Sri Lanka needs ‘agricultural renaissance’
Just before and after Sri Lanka was liberated, it was cited as a model low-income nation with extraordinary human development index. Somewhere down the line the country lost its focus and today suffers from acute food insecurity, coming out of which will be a colossal task for its people, says an editorial in Daily Mirror.
Who is responsible for your right to food? The right to food is one of the priority fundamental human rights. Food is the number one concern of human kind. Health is a close second. These two are closely inter-related. Adequate nutrition is a determinant of health. The state is certainly responsible for your right to food.
Sri Lanka has long been cited by development economists and public health specialists as a model low-income country which achieved extraordinary success in high life expectancy at birth, low infant mortality, high levels of literacy, particularly female literacy, and almost 100% school enrollment.
Few low-income countries such as Costa Rica, Cuba and the State of Kerala in South India had equaled Sri Lankan standards. This was the scenario in the late 1940s and early 1950s, immediately before and after Sri Lanka got independence.

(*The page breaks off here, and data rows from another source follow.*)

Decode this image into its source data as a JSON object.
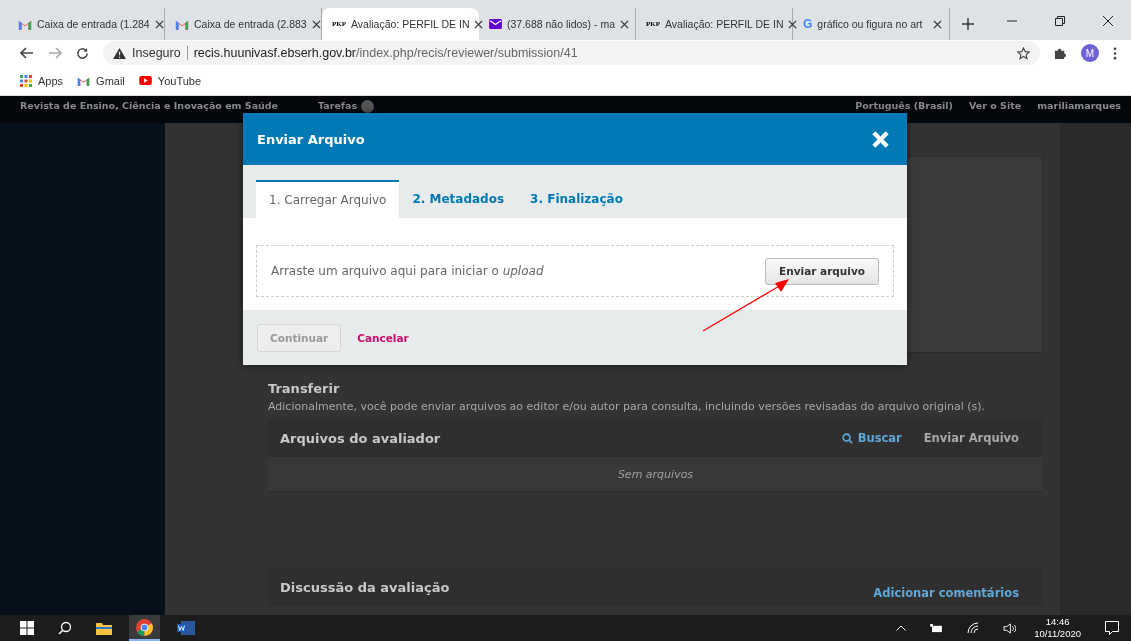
{
  "browser": {
    "tabs": [
      {
        "title": "Caixa de entrada (1.284",
        "kind": "gmail",
        "selected": false
      },
      {
        "title": "Caixa de entrada (2.883",
        "kind": "gmail",
        "selected": false
      },
      {
        "title": "Avaliação: PERFIL DE IN",
        "kind": "pkp",
        "favicon_text": "PKP",
        "selected": true
      },
      {
        "title": "(37.688 não lidos) - ma",
        "kind": "mail",
        "selected": false
      },
      {
        "title": "Avaliação: PERFIL DE IN",
        "kind": "pkp",
        "favicon_text": "PKP",
        "selected": false
      },
      {
        "title": "gráfico ou figura no art",
        "kind": "google",
        "favicon_text": "G",
        "selected": false
      }
    ],
    "address": {
      "security": "Inseguro",
      "host": "recis.huunivasf.ebserh.gov.br",
      "path": "/index.php/recis/reviewer/submission/41"
    },
    "profile_initial": "M",
    "bookmarks": [
      {
        "label": "Apps",
        "kind": "apps"
      },
      {
        "label": "Gmail",
        "kind": "gmail"
      },
      {
        "label": "YouTube",
        "kind": "youtube"
      }
    ]
  },
  "site_nav": {
    "journal": "Revista de Ensino, Ciência e Inovação em Saúde",
    "tasks": "Tarefas",
    "language": "Português (Brasil)",
    "view_site": "Ver o Site",
    "user": "mariliamarques"
  },
  "page": {
    "transfer_title": "Transferir",
    "transfer_text": "Adicionalmente, você pode enviar arquivos ao editor e/ou autor para consulta, incluindo versões revisadas do arquivo original (s).",
    "reviewer_files": {
      "title": "Arquivos do avaliador",
      "search": "Buscar",
      "upload": "Enviar Arquivo",
      "empty": "Sem arquivos"
    },
    "discussion": {
      "title": "Discussão da avaliação",
      "add": "Adicionar comentários"
    }
  },
  "modal": {
    "title": "Enviar Arquivo",
    "tabs": [
      {
        "label": "1. Carregar Arquivo",
        "selected": true
      },
      {
        "label": "2. Metadados",
        "selected": false
      },
      {
        "label": "3. Finalização",
        "selected": false
      }
    ],
    "dropzone_text": "Arraste um arquivo aqui para iniciar o *upload*",
    "upload_button": "Enviar arquivo",
    "continue": {
      "label": "Continuar",
      "disabled": true
    },
    "cancel": "Cancelar"
  },
  "taskbar": {
    "time": "14:46",
    "date": "10/11/2020"
  }
}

It is ironical that the country got its freedom but the people gradually lost the freedom to have the right to food.
Losing focus
Sri Lanka is now classified as a low-income food deficit country with a relatively high global hunger index in South Asia according to the World Food Programme (Sri Lanka Food Security Assessment, based on the Integrated Food Security and Humanitarian Phase Classification Approach, April 15-30, 2007).

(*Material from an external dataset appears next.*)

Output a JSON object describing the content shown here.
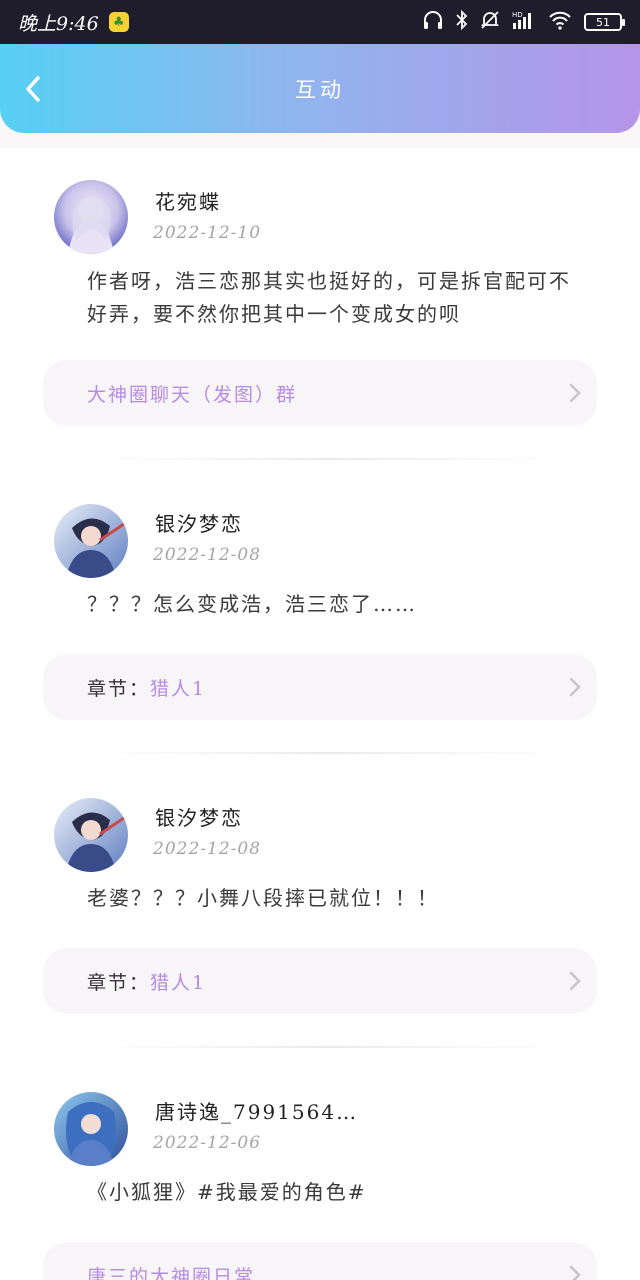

Successive governments from the dawn of independence up to the present have brought the people to this pitiful state. The priority of every government was to ensure its survival and regaining power at the next election. Most of their energies and resources were focused on this single issue.
In the process poverty has taken over our people. Poverty is a predominant factor that causes food insecurity in Sri Lanka. A number of articles in the Health Action pages of the Daily Mirror have given critical analysis of poverty based on data published by the Department of Census and Statistics Household Income and Expenditure Survey (DCSHIES).

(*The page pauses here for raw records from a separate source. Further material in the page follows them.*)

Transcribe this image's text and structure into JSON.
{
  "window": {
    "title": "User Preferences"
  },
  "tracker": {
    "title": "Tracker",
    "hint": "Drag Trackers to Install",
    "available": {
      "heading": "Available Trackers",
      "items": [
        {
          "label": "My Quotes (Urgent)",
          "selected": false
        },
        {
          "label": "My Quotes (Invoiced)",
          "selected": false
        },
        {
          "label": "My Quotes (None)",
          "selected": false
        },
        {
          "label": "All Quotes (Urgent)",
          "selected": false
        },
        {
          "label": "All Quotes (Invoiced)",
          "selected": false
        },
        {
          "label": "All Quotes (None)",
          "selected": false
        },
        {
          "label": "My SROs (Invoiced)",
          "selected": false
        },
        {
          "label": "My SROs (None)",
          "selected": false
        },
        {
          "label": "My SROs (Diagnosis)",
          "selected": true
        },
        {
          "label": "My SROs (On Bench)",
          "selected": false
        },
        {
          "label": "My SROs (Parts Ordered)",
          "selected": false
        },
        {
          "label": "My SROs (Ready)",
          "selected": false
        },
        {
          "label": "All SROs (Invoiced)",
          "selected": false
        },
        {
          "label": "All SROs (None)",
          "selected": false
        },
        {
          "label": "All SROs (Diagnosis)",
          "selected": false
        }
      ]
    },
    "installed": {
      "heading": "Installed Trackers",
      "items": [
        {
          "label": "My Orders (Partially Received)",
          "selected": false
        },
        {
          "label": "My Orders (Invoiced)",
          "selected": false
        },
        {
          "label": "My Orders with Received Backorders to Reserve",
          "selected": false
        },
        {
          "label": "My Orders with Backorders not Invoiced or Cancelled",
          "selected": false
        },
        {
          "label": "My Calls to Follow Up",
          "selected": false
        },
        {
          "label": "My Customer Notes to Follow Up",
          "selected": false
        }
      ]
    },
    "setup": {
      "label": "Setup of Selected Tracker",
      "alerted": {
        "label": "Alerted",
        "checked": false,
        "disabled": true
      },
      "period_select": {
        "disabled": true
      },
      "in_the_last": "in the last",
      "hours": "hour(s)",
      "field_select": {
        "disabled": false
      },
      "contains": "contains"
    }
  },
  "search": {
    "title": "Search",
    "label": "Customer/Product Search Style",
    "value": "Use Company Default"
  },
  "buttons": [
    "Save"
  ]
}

Data available from the 17 districts outside the North and East showed the following: In six districts almost a third of the population lives below the poverty line; poverty has increased in seven, remained the same in two and came down in eight districts and the depth and severity has increased in four out of the seven provinces.
Food supply and availability are a major issue in the rural areas of Badulla, Hambantota, Kegalle, Matara, Moneragla and Puttalam. These are the districts where almost a third of the population lives below the poverty line.
Access to food is a major concern in almost all districts for the poorest households due to un-affordability and high price increases. And there is poverty in each of the 17 districts. No one knows what is happening in the eight districts in the North and East. Lack of food security is the cause of unacceptably low nutritional indicators – especially acute malnutrition (wasting) and underweight.
The national average is 33%. Almost 40% of pregnant women are anemic. These, being national averages, are meaningless. Regrettably there are no disaggregated data on these nutritional indicators. The indicators for the poorest districts listed above may be extremely high – 75% of under five children may be malnourished and 75-80% of pregnant women anemic.
This is a public health crisis. Lack of food, especially for children and pregnant mothers, is perhaps the gravest form of violation of the fundamental human right to food. It is very unfortunate that human rights activists both national and international have never taken up this issue. They have focused all their attention on human rights violation following the ethnic crisis.
Need for new approach
What Sri Lanka needs to get over this human tragedy is an agricultural renaissance promised by Mahinda Chinthanaya.
The President, coming from a rice producing district knows very well the severe suffering farmers undergo and is fully aware of their problems and expectations and has promised a new approach to resolve problems faced by farmers and make Sri Lanka self sufficient in food.
The new approach will be vastly different from the election promises given by politicians who represent the elite and live in luxury mansions in Colombo and are therefore attempting to force alien values on our farming community. Every Sri Lankan should support our President to make agricultural renaissance a reality.